KUALA LUMPUR, Oct 12 — The High Court here has fixed Oct 19 to hear Datuk Seri Najib Tun Razak’s application to challenge the Prison Department’s decision not to allow him to attend Dewan Rakyat proceedings.
Judge Datuk Ahmad Kamal Md Shahid set the date when the case was brought for mention before him today in the presence of federal counsel M. Kogilambigai, who acted for the Attorney-General’s Chambers (AGC) and counsel Tan Sri Muhammad Shafee Abdullah, representing Najib.
Earlier, Kogilambigai informed the court that she needs at least one week to study the former prime minister’s application for leave for judicial review.
“We need time to study the submissions and we will inform the court whether the AGC will raise any objection on that matter,” she said adding that there is no urgency anymore over the matter as Parliament was dissolved two days ago.
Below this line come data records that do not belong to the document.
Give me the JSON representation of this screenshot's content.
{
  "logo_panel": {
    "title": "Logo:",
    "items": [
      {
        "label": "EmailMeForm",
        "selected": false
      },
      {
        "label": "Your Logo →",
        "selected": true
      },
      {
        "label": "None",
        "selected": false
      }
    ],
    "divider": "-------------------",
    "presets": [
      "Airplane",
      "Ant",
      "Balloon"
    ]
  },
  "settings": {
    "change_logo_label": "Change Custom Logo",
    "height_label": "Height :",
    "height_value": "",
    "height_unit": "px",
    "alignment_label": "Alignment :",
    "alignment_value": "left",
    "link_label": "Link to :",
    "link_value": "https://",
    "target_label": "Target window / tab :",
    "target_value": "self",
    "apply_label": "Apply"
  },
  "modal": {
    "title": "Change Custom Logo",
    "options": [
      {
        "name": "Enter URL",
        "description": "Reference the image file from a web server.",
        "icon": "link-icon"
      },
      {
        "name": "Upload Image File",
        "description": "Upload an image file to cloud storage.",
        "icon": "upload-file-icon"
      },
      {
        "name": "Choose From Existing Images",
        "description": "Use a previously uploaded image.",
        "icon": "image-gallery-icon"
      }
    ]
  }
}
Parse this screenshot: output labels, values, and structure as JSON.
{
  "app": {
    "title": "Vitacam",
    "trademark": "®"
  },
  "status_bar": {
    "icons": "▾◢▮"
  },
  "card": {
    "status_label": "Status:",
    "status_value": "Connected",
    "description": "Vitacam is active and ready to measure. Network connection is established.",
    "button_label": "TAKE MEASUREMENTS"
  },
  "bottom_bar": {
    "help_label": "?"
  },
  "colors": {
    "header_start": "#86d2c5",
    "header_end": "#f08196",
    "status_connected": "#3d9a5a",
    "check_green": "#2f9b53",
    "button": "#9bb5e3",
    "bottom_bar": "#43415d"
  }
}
Muhammad Shafee, however, said the matter was urgent there are there are serious legal issues to be determined by the court, including whether Najib can be nominated as a candidate and be present at the nomination centre where he would be contesting.
“I suggest that the application be heard this Friday (Oct 14),” the lawyer said.
On Oct 5, Najib, 69, filed the application naming the government, the Minister of Home Affairs and the Commissioner General of Prison as the first to third respondents seeking an order to quash the decision of the third respondent to not allow him access to his officers/aides for the purposes of parliamentary, legislative and constituent work.
He is also seeking an order to set aside the decision to not allow him to attend Parliament on the scheduled dates of sitting.
In his supporting affidavit, Najib said the decision of the first and third respondents (the government and Commissioner General of Prison) in rejecting his application on the grounds of security was conveyed to him via the Kajang Prison Office on Sept 28.
Najib also stated that the first and third respondents’ refusal to allow him access to his officers and aides for the purposes of parliamentary and constituent matters and the subsequent inaction by the second respondent was an exercise of unreasonableness or irrationality.
He said pursuant to Article 59 of the Federal Constitution, he has a constitutional obligation to discharge his duties effectively and with substance as a member of parliament, in the representation of the constituents of Pekan.